As an inspiration for the starting point of my learning, here one of my favorite Calvin and Hobbes strip.

A strip from my favorite comic, Calvin and Hobbes

As a side note, I am part of the organizing committee for the 2021 Canadian Statistics Student Conference which will be happening this Saturday, June 5. Quebec also just announced that the administration of second vaccination doses have been sped up. All lot is going on, and it’s all exciting!

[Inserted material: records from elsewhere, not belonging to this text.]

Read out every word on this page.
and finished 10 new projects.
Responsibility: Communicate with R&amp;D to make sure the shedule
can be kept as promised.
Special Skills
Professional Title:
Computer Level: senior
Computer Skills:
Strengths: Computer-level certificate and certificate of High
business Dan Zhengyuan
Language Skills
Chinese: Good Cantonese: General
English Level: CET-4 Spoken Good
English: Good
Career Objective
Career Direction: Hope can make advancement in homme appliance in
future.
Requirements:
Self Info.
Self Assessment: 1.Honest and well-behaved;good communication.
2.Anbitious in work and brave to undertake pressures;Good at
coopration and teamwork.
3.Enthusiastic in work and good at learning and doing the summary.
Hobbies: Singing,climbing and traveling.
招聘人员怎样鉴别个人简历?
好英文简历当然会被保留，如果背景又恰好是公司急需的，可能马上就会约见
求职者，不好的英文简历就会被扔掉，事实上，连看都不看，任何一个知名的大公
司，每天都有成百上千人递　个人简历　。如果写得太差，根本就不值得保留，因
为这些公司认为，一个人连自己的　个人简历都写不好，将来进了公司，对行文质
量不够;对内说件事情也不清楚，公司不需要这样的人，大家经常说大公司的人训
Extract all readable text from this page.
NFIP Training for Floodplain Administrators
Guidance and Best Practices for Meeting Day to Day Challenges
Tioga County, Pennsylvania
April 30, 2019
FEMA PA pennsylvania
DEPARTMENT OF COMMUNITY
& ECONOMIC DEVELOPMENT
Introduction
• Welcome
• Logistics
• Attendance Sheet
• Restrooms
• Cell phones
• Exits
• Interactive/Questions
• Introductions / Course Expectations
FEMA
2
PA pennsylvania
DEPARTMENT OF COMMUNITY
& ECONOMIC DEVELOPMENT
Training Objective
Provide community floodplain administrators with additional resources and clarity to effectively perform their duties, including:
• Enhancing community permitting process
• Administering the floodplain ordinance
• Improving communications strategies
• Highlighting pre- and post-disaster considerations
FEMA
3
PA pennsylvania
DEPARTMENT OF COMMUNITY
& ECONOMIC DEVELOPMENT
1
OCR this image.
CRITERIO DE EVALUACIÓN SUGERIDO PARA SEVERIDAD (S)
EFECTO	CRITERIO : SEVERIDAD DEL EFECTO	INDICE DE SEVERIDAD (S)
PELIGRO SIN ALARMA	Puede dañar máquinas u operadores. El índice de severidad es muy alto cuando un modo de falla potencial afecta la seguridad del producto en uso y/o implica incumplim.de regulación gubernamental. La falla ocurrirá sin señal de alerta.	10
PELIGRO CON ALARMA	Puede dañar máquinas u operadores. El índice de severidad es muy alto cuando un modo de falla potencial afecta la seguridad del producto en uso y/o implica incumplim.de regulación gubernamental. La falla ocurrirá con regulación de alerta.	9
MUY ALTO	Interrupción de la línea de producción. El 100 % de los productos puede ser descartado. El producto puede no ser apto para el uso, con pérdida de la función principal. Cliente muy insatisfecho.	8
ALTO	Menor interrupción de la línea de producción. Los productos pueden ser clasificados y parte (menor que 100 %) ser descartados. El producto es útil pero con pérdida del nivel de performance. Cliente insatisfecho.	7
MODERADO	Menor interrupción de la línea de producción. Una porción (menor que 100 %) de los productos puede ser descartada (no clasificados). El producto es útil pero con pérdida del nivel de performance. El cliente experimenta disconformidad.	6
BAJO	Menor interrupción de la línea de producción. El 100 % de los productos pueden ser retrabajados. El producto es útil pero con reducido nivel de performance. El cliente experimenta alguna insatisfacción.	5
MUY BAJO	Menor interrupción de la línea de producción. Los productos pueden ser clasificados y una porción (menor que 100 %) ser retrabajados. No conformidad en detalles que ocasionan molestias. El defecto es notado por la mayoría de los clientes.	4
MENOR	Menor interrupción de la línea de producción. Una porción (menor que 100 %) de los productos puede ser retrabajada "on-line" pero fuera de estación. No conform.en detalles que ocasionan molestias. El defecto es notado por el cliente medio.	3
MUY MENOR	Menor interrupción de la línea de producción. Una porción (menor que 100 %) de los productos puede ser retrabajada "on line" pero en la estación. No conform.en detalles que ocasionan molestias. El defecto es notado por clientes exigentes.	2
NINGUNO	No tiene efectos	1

A bit about Bayesian nonparametrics…

When performing inference, we often posit parametric assumptions on the data-generating mechanism. However, this can be restrictive especially when we don’t know the functional form of such underlying mechanism. In these situations, we can turn to nonparametric methods which, as the name suggests, do not posit distributional assumptions and hence protects against model misspecification. In Bayesian nonparametrics (BNP), we can put priors on functions or probability distribution themselves. As Peter Müller once said when talking about ANOVA DDPs, a type of Dirichlet process: “A BNP is always right in the sense, no matter the true distribution, our prior always puts some probability mass in some neighborhood of the truth so we can learn about it. It has full support.” (see video here)

Here are some references that I used during the week:

  • Bayesian Nonparametrics by N. Hjort et al. (2010);
  • Bayesian Nonparametric Data Analysis by P. Müller et al. (2015);
  • Machine Learning: a Probabilistic Perspective by K. Murphy (2012); the probability theory textbooks mentioned above.